Michelle looked at him then. “Nothing. I wasn’t going to steal it. I was just trying to help.”
“Help yourself, maybe,” Jase said. “You were worried about something that it might contain.”
“No. Why should I be? I have nothing to hide.”
“Jase.” Maddie injected a note of warning into her tone. Then she took Michelle’s hands in hers. “We know that you deposited one hundred thousand dollars into your checking account three days after Eva Ware Designs was robbed of over a hundred thousand dollars worth of jewels.”
Michelle’s eyes went wide with shock, then flooded with tears. “You think—no. You can’t. I didn’t.”
The young woman’s emotional reaction could be fake, Maddie told herself. “Then where did you get the money?”
Michelle opened her mouth, shut it, then shook her head. “I can’t tell you.”
When Jase didn’t say anything, Maddie pushed forward. “You’re going to have to. We already know that Cho Li is your grandfather.”
Michelle dropped her head into her hands and began to cry.
A HALF HOUR later, Jase stood next to Maddie beneath the awning of Eva Ware’s apartment building watching as two uniformed policemen helped Michelle into the backseat of a patrol car.
She hadn’t said one more word while he’d called Dave Stanton and they’d waited for the police. Neither had Maddie.Stanton had sent someone to pick up Cho Li and he was going to question Michelle personally as soon as she reached the precinct. He and Maddie had been invited to come down and watch.

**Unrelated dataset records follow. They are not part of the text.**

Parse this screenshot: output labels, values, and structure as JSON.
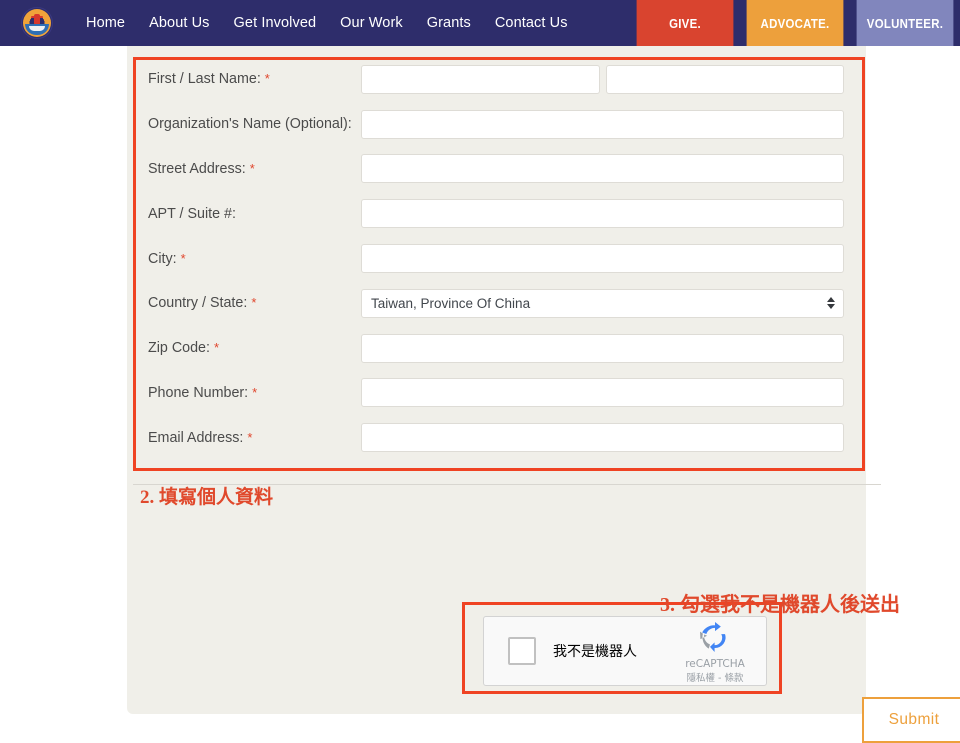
{
  "nav": {
    "logo_alt": "organization-logo",
    "links": [
      {
        "label": "Home"
      },
      {
        "label": "About Us"
      },
      {
        "label": "Get Involved"
      },
      {
        "label": "Our Work"
      },
      {
        "label": "Grants"
      },
      {
        "label": "Contact Us"
      }
    ],
    "ctas": [
      {
        "label": "GIVE.",
        "color": "#d9442f"
      },
      {
        "label": "ADVOCATE.",
        "color": "#eda03c"
      },
      {
        "label": "VOLUNTEER.",
        "color": "#8186bd"
      }
    ],
    "bar_color": "#2e2d6b"
  },
  "form": {
    "rows": [
      {
        "label": "First / Last Name:",
        "required": true,
        "type": "double-text",
        "value_first": "",
        "value_last": ""
      },
      {
        "label": "Organization's Name (Optional):",
        "required": false,
        "type": "text",
        "value": ""
      },
      {
        "label": "Street Address:",
        "required": true,
        "type": "text",
        "value": ""
      },
      {
        "label": "APT / Suite #:",
        "required": false,
        "type": "text",
        "value": ""
      },
      {
        "label": "City:",
        "required": true,
        "type": "text",
        "value": ""
      },
      {
        "label": "Country / State:",
        "required": true,
        "type": "select",
        "value": "Taiwan, Province Of China"
      },
      {
        "label": "Zip Code:",
        "required": true,
        "type": "text",
        "value": ""
      },
      {
        "label": "Phone Number:",
        "required": true,
        "type": "text",
        "value": ""
      },
      {
        "label": "Email Address:",
        "required": true,
        "type": "text",
        "value": ""
      }
    ],
    "required_marker": "*"
  },
  "annotations": {
    "color": "#e0492c",
    "step2": "2. 填寫個人資料",
    "step3": "3. 勾選我不是機器人後送出"
  },
  "recaptcha": {
    "checkbox_label": "我不是機器人",
    "brand_name": "reCAPTCHA",
    "terms": "隱私權 - 條款",
    "logo_icon": "recaptcha-icon"
  },
  "submit": {
    "label": "Submit",
    "color": "#eda03c"
  }
}
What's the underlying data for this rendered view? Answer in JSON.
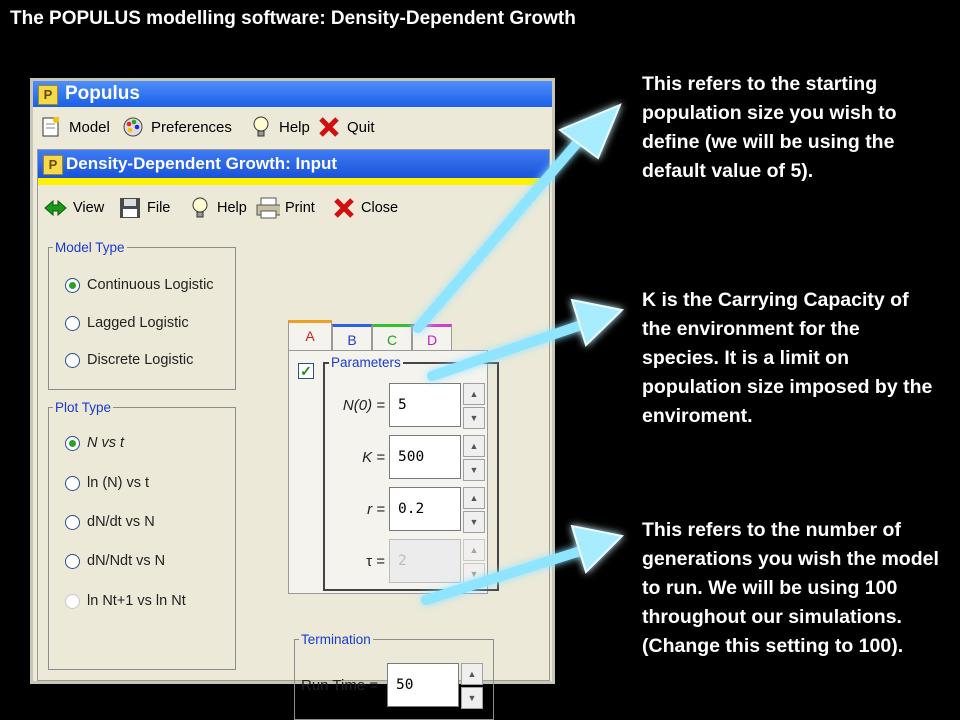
{
  "slide_title": "The POPULUS modelling software: Density-Dependent Growth",
  "app": {
    "title": "Populus",
    "menu": [
      {
        "label": "Model",
        "icon": "document-icon"
      },
      {
        "label": "Preferences",
        "icon": "palette-icon"
      },
      {
        "label": "Help",
        "icon": "lightbulb-icon"
      },
      {
        "label": "Quit",
        "icon": "close-icon"
      }
    ]
  },
  "inner": {
    "title": "Density-Dependent Growth: Input",
    "toolbar": [
      {
        "label": "View",
        "icon": "double-arrow-icon"
      },
      {
        "label": "File",
        "icon": "floppy-icon"
      },
      {
        "label": "Help",
        "icon": "lightbulb-icon"
      },
      {
        "label": "Print",
        "icon": "printer-icon"
      },
      {
        "label": "Close",
        "icon": "close-icon"
      }
    ],
    "model_type": {
      "legend": "Model Type",
      "options": [
        "Continuous Logistic",
        "Lagged Logistic",
        "Discrete Logistic"
      ],
      "selected": "Continuous Logistic"
    },
    "plot_type": {
      "legend": "Plot Type",
      "options": [
        "N vs t",
        "ln (N) vs t",
        "dN/dt vs N",
        "dN/Ndt vs N",
        "ln Nt+1 vs ln Nt"
      ],
      "selected": "N vs t"
    },
    "tabs": [
      "A",
      "B",
      "C",
      "D"
    ],
    "active_tab": "A",
    "parameters": {
      "legend": "Parameters",
      "checked": true,
      "rows": [
        {
          "label": "N(0) =",
          "value": "5",
          "enabled": true
        },
        {
          "label": "K =",
          "value": "500",
          "enabled": true
        },
        {
          "label": "r =",
          "value": "0.2",
          "enabled": true
        },
        {
          "label": "τ =",
          "value": "2",
          "enabled": false
        }
      ]
    },
    "termination": {
      "legend": "Termination",
      "label": "Run Time =",
      "value": "50"
    }
  },
  "notes": [
    "This refers to the starting population size you wish to define  (we will be using the default value of 5).",
    "K is the Carrying Capacity of the environment for the species.  It is a limit on population size imposed by the enviroment.",
    "This refers to the number of generations you wish the model to run.  We will be using 100 throughout our simulations.  (Change this setting to 100)."
  ]
}
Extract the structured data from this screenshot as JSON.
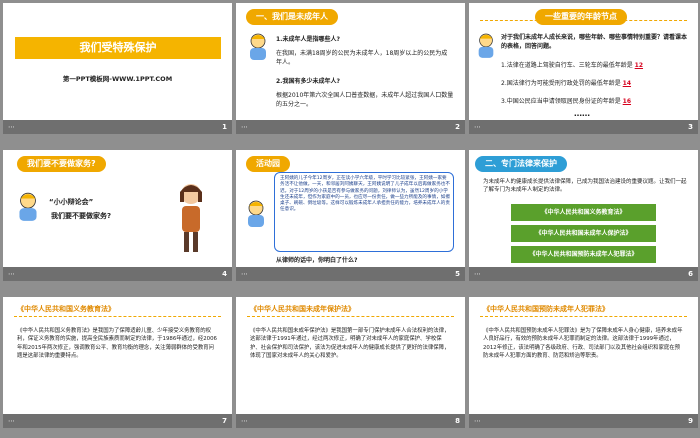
{
  "slides": [
    {
      "num": "1",
      "title": "我们受特殊保护",
      "subtitle": "第一PPT模板网-WWW.1PPT.COM"
    },
    {
      "num": "2",
      "tag": "一、我们是未成年人",
      "q1": "1.未成年人是指哪些人?",
      "a1": "在我国，未满18周岁的公民为未成年人，18周岁以上的公民为成年人。",
      "q2": "2.我国有多少未成年人?",
      "a2": "根据2010年第六次全国人口普查数据，未成年人超过我国人口数量的五分之一。"
    },
    {
      "num": "3",
      "tag": "一些重要的年龄节点",
      "intro": "对于我们未成年人成长来说，哪些年龄、哪些事情特别重要？请看课本的表格，回答问题。",
      "items": [
        {
          "text": "1.法律在道路上驾驶自行车、三轮车的最低年龄是",
          "value": "12"
        },
        {
          "text": "2.国法律行为可能受刑行政处罚的最低年龄是",
          "value": "14"
        },
        {
          "text": "3.中国公民应当申请领取居民身份证的年龄是",
          "value": "16"
        }
      ],
      "ellipsis": "……"
    },
    {
      "num": "4",
      "tag": "我们要不要做家务?",
      "q1": "“小小辩论会”",
      "q2": "我们要不要做家务?"
    },
    {
      "num": "5",
      "tag": "活动园",
      "story": "王阿姨的儿子今年12周岁，正在读小学六年级，平时学习比较紧张，王阿姨一家要务活不让他做。一天，和邻居刘阿姨聊天，王阿姨说明了儿子成年以后再做家务也不迟。对于12周岁的小孩是否有参与做家务的问题，刘律师认为，虽然12周岁的小学生还未成年，但作为家庭中的一员，也应尽一份责任，做一些力所能及的事情，如擦桌子、刷碗、倒垃圾等。这样可以锻炼未成年人承担责任的能力，培养未成年人的责任意识。",
      "question": "从律师的话中，你明白了什么?"
    },
    {
      "num": "6",
      "tag": "二、专门法律来保护",
      "intro": "为未成年人的健康成长提供法律保障，已成为我国法治建设的重要议题。让我们一起了解专门为未成年人制定的法律。",
      "laws": [
        "《中华人民共和国义务教育法》",
        "《中华人民共和国未成年人保护法》",
        "《中华人民共和国预防未成年人犯罪法》"
      ]
    },
    {
      "num": "7",
      "law": "《中华人民共和国义务教育法》",
      "body": "《中华人民共和国义务教育法》是我国为了保障适龄儿童、少年接受义务教育的权利，保证义务教育的实施，提高全民族素质而制定的法律，于1986年通过，经2006年和2015年两次修正，强调教育公平、教育均衡的理念，关注薄弱群体的受教育问题是这部法律的重要特点。"
    },
    {
      "num": "8",
      "law": "《中华人民共和国未成年保护法》",
      "body": "《中华人民共和国未成年保护法》是我国第一部专门保护未成年人合法权利的法律，这部法律于1991年通过，经过两次修正，明确了对未成年人的家庭保护、学校保护、社会保护和司法保护，该法为促进未成年人的健康成长提供了更好的法律保障，体现了国家对未成年人的关心和爱护。"
    },
    {
      "num": "9",
      "law": "《中华人民共和国预防未成年人犯罪法》",
      "body": "《中华人民共和国预防未成年人犯罪法》是为了保障未成年人身心健康，培养未成年人良好品行，有效的预防未成年人犯罪而制定的法律。这部法律于1999年通过，2012年修正，该法明确了各级政府、行政、司法部门以及其他社会组织和家庭在预防未成年人犯罪方面的教育、防范和矫治等职责。"
    }
  ],
  "footer_icon": "share-icon",
  "colors": {
    "yellow": "#f5b400",
    "teal": "#2e9ed6",
    "green": "#5aa02c",
    "red": "#d6001c",
    "footer": "#6f6f6f"
  }
}
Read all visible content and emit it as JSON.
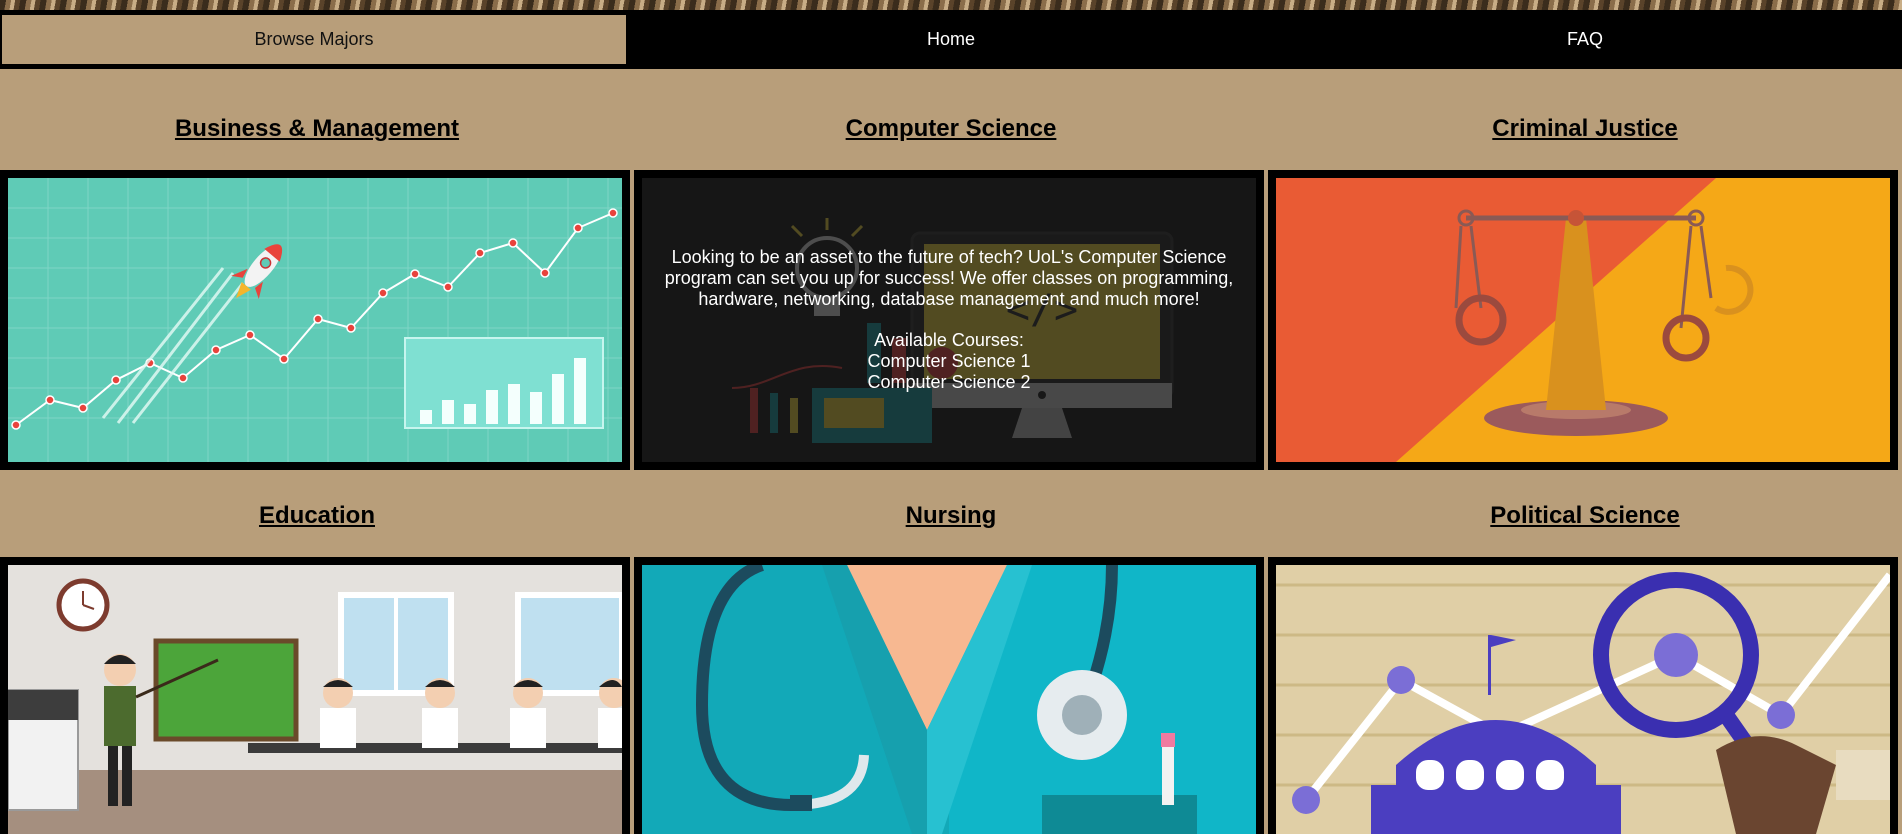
{
  "nav": {
    "items": [
      {
        "label": "Browse Majors",
        "active": true
      },
      {
        "label": "Home",
        "active": false
      },
      {
        "label": "FAQ",
        "active": false
      }
    ]
  },
  "majors": [
    {
      "title": "Business & Management",
      "image": "rocket-growth-chart"
    },
    {
      "title": "Computer Science",
      "image": "tech-lab-computer",
      "description": "Looking to be an asset to the future of tech? UoL's Computer Science program can set you up for success! We offer classes on programming, hardware, networking, database management and much more!",
      "courses_heading": "Available Courses:",
      "courses": [
        "Computer Science 1",
        "Computer Science 2"
      ]
    },
    {
      "title": "Criminal Justice",
      "image": "scales-handcuffs"
    },
    {
      "title": "Education",
      "image": "classroom-teacher"
    },
    {
      "title": "Nursing",
      "image": "stethoscope-scrubs"
    },
    {
      "title": "Political Science",
      "image": "capitol-magnifier"
    }
  ],
  "colors": {
    "page_bg": "#b89e7a",
    "nav_bg": "#000000",
    "active_nav_bg": "#b89e7a"
  }
}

“I don’t like it,” Maddie murmured as the patrol car pulled away.
There were quite a few things that Jase wasn’t liking, the top one being that they’d stayed a lot longer than he’d intended at Eva’s apartment, plenty of time for someone watching the place to put a plan into operation. And he had a bad feeling about that.
He’d insisted that she put on the scarf and sunglasses again, but the disguise was a thin one. He scanned the street, spotted a taxi blocking the entrance to an alley across the way, and recognized the driver as the one he’d tipped heavily to wait for them.